Pero así como los fuegos artificiales celebran la vida, la pólvora manual provoca muerte y heridas entre niños y mayores, y llena de temor y angustia al mundo animal. El humo y las vibraciones de la pólvora explosiva son fuente de sufrimiento, extravíos, accidentes y muertes en animales domésticos y silvestres; también, de padecimientos físicos, mentales y emocionales en adultos mayores, niños y personas con alguna condición especial del espectro autista.

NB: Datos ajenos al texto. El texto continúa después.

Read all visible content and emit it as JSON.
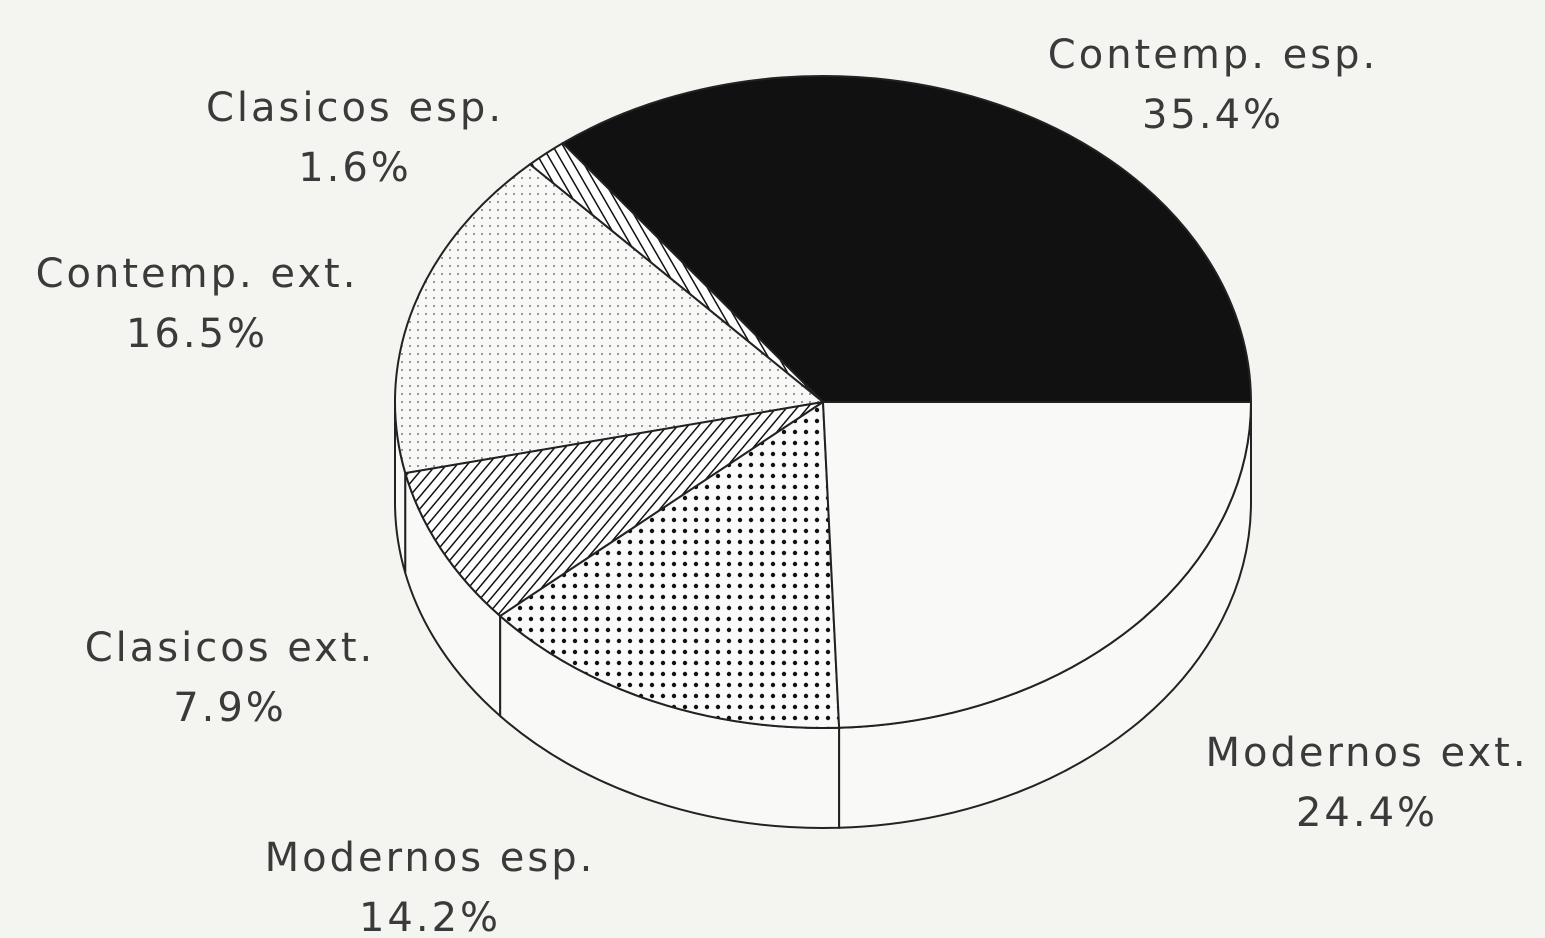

Algunos de los daños que la pólvora manual puede provocar son: 1. pérdida de la capacidad auditiva, 2. inmunodepresión, 3. efectos en el sistema respiratorio, pánico, trastornos de ansiedad, abortos, muerte súbita y alteraciones de comportamiento. Además, al quemarse, la pirotecnia libera contaminantes atmosféricos y acuáticos potencialmente tóxicos para humanos y animales.

La senadora Andrea Padilla, líder animalista, lanzó hoy la campaña «Cielos en calma» con la que busca exhortar a gobernantes, instituciones públicas y empresas privadas, y público en general, a que no usen pólvora en sus celebraciones.

La senadora Padilla asegura que «la evidencia médica indica que los animales sufren por las explosiones de la pólvora debido a sus sentidos agudos y pueden verse gravemente afectados por el estrés que les causan».

Consejo de Navidad: cuida a tus niños, se pueden quemar. Cuídate tú, te puedes lesionar. Cuida a tus mascotas, los afecta muchísimo el estrés. Y cuida tu casa, ¡se puede incendiar!